In 1831, Charles Darwin carried a book called the Nomenclature of Colours aboard the HMS Beagle. Scientists used this book and other “color dictionaries,” predecessors to today’s Pantone swatch books, as a common reference when describing the appearance of whatever they were studying. From Smithsonian:
Color dictionaries were designed to give people around the world a common vocabulary to describe the colors of everything from rocks and flowers to stars, birds, and postage stamps. They afforded scientists and naturalists a means of descriptive biological precision that could be easily shared—so naturalists in Kalamazoo and Germany could communicate effectively about a family of birds found in both places in related (but different) forms. They typically consisted of a set of color swatches, each assigned a name (usually rendered in several languages, to facilitate international use), an identifying number, and an often-lyrical description of the color (“the color of the blood of a freshly killed rabbit,” or “mummy brown.”)

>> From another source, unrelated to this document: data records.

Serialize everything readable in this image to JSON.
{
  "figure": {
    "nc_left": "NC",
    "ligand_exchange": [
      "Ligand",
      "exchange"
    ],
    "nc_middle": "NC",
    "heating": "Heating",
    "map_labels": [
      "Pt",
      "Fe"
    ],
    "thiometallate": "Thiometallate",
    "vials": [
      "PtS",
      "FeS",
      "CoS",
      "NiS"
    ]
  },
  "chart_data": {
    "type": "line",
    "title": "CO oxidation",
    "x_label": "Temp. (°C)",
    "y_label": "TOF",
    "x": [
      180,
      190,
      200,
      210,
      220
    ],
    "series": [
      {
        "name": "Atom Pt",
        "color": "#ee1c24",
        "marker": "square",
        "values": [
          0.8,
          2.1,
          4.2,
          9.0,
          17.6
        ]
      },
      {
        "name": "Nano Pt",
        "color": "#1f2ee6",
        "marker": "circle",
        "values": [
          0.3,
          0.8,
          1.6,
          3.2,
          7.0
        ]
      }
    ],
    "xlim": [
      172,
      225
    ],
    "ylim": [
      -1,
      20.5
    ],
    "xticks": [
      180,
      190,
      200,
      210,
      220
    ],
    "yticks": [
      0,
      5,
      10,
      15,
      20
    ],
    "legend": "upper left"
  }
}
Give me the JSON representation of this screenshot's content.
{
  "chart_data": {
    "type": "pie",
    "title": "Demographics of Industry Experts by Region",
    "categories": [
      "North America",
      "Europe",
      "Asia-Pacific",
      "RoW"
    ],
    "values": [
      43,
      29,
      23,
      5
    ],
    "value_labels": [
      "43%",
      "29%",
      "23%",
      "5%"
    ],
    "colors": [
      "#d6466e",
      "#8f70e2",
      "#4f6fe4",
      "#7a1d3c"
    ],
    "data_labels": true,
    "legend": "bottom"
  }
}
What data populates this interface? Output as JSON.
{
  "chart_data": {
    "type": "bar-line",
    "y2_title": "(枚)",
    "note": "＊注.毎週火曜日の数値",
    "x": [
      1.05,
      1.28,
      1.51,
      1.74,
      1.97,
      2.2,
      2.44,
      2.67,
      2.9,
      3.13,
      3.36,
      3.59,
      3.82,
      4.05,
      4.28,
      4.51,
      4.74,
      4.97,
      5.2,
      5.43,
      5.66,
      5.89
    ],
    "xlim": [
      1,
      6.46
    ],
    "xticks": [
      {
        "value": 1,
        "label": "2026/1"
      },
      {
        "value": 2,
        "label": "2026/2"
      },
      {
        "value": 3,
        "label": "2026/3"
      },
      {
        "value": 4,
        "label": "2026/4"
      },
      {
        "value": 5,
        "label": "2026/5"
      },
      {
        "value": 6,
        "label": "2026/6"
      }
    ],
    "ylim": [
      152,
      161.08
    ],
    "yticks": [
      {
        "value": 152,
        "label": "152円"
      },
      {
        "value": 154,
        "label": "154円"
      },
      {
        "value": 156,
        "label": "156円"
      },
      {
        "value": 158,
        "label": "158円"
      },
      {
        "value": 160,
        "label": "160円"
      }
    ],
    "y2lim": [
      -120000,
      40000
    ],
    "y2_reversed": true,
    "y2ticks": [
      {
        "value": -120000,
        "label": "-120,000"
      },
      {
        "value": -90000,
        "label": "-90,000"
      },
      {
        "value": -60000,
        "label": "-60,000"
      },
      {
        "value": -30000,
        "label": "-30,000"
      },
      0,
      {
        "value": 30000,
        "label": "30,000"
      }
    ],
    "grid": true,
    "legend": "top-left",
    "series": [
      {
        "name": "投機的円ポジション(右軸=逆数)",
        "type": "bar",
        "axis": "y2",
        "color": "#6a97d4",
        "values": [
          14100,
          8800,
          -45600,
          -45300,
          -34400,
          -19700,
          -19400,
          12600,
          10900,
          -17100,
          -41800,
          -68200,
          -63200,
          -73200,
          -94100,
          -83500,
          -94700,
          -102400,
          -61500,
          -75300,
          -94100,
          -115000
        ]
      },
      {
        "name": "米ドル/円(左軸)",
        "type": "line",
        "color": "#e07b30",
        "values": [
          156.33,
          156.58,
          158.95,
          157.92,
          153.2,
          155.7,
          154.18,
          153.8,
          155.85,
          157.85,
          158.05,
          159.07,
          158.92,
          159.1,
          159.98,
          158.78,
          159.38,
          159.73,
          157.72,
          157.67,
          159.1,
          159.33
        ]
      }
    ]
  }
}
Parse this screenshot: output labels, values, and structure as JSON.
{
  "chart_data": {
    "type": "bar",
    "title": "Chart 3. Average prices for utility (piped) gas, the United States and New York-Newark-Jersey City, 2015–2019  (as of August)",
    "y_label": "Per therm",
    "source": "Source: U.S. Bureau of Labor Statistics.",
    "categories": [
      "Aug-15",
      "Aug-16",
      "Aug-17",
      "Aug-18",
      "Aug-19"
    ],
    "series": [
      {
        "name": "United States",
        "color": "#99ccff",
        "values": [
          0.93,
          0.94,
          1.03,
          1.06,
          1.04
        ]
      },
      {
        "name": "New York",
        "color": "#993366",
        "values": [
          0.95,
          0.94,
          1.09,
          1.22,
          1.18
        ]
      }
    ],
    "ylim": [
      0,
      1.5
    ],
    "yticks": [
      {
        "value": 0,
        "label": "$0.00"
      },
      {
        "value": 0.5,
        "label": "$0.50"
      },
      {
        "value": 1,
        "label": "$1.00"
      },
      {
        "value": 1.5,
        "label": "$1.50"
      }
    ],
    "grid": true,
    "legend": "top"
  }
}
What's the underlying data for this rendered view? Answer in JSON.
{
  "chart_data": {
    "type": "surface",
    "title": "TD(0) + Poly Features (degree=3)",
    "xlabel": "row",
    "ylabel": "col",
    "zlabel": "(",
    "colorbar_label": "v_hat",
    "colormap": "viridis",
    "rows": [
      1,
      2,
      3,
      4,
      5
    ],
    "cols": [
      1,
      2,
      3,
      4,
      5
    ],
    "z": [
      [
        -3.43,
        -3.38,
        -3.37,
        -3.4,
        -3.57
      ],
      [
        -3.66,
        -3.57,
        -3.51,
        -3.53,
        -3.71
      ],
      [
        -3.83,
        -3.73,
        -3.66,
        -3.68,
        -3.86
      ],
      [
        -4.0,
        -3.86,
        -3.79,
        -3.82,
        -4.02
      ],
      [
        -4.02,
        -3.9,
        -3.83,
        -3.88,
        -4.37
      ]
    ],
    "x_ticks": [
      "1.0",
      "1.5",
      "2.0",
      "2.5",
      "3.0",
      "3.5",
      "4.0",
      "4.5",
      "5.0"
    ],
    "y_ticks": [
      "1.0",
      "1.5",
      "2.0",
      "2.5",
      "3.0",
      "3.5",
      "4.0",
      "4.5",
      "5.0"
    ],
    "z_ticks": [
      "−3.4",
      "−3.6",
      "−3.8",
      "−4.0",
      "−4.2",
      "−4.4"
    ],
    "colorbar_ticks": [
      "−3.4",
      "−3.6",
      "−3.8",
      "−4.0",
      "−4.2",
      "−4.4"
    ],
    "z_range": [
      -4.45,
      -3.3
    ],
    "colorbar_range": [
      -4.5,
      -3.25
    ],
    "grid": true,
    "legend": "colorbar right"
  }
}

…The French Society of Chrysanthemists, for instance, created a two-volume set of swatches and names in 1905 for their own botanical uses. Holly Green was described as “the ordinary color of the foliage of the common holly, viewed from 1 to 2 meters away, and without considering reflections.” And despite the fact that the work was meant for international consumption, its soul remained French. “Sky Blue,” for example, was described as “The color reminiscent of pure sky, in summer (in the climate of Paris).”